La mort dans les nuages Agatha Christie

D’un air timide, Norman Gaile s’adressa à Jane :

— Il me semble, mademoiselle, vous avoir déjà rencontrée…, à… au Pinet ?

— Je reviens, en effet, du Pinet.

— Quel ravissant pays ! Les pins sont admirables.

— Oui. Et ils sentent si bon !

Ils se turent un instant, ne sachant plus que dire ensuite. Enfin, Gaile se hasarda :

— Je… je vous ai reconnue tout de suite dans l’avion.

Jane exprima sa surprise :

— Pas possible ?

Gaile ajouta :

— Croyez-vous vraiment que cette pauvre femme ait été assassinée ?

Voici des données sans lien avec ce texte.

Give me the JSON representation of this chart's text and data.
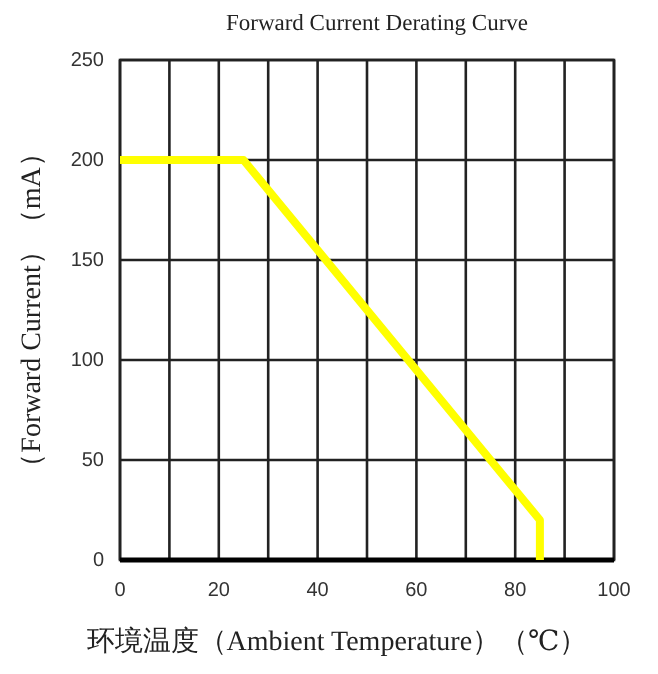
{
  "chart_data": {
    "type": "line",
    "title": "Forward Current Derating Curve",
    "xlabel": "环境温度（Ambient Temperature）（℃）",
    "ylabel": "（Forward Current）（mA）",
    "x": [
      0,
      25,
      85,
      85
    ],
    "series": [
      {
        "color": "#ffff00",
        "values": [
          200,
          200,
          20,
          0
        ]
      }
    ],
    "xlim": [
      0,
      100
    ],
    "ylim": [
      0,
      250
    ],
    "xticks": [
      0,
      {
        "value": 10,
        "label": null
      },
      20,
      {
        "value": 30,
        "label": null
      },
      40,
      {
        "value": 50,
        "label": null
      },
      60,
      {
        "value": 70,
        "label": null
      },
      80,
      {
        "value": 90,
        "label": null
      },
      100
    ],
    "yticks": [
      0,
      50,
      100,
      150,
      200,
      250
    ],
    "grid": true,
    "marker": "none",
    "line_style": "solid"
  }
}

— Oui, je le crois, dit Jane. Le fait d’être mêlée à un crime procure une petite émotion, mais aussi bien des désagréments.

Elle frissonna et Norman Gaile s’approcha un peu d’elle comme pour la protéger.

Les Dupont conversaient entre eux en français. Mr. Ryder faisait des calculs sur un carnet et consultait sa montre de temps à autre. Cicely Horbury frappait impatiemment le parquet du bout de son soulier. Elle alluma une cigarette d’une main tremblante.

Dans la pièce où attendaient les passagers, un robuste gaillard, vêtu de l’uniforme des policemen, se tenait appuyé contre la porte, impassible.

Dans une pièce voisine, l’inspecteur Japp s’entretenait avec le docteur Bryant et Hercule Poirot.

— Vous avez toujours l’art de vous trouver dans les endroits les plus insolites, monsieur Poirot.

— Et vous, cher ami ? Croydon, ce me semble, n’est point votre lieu de chasse habituel ?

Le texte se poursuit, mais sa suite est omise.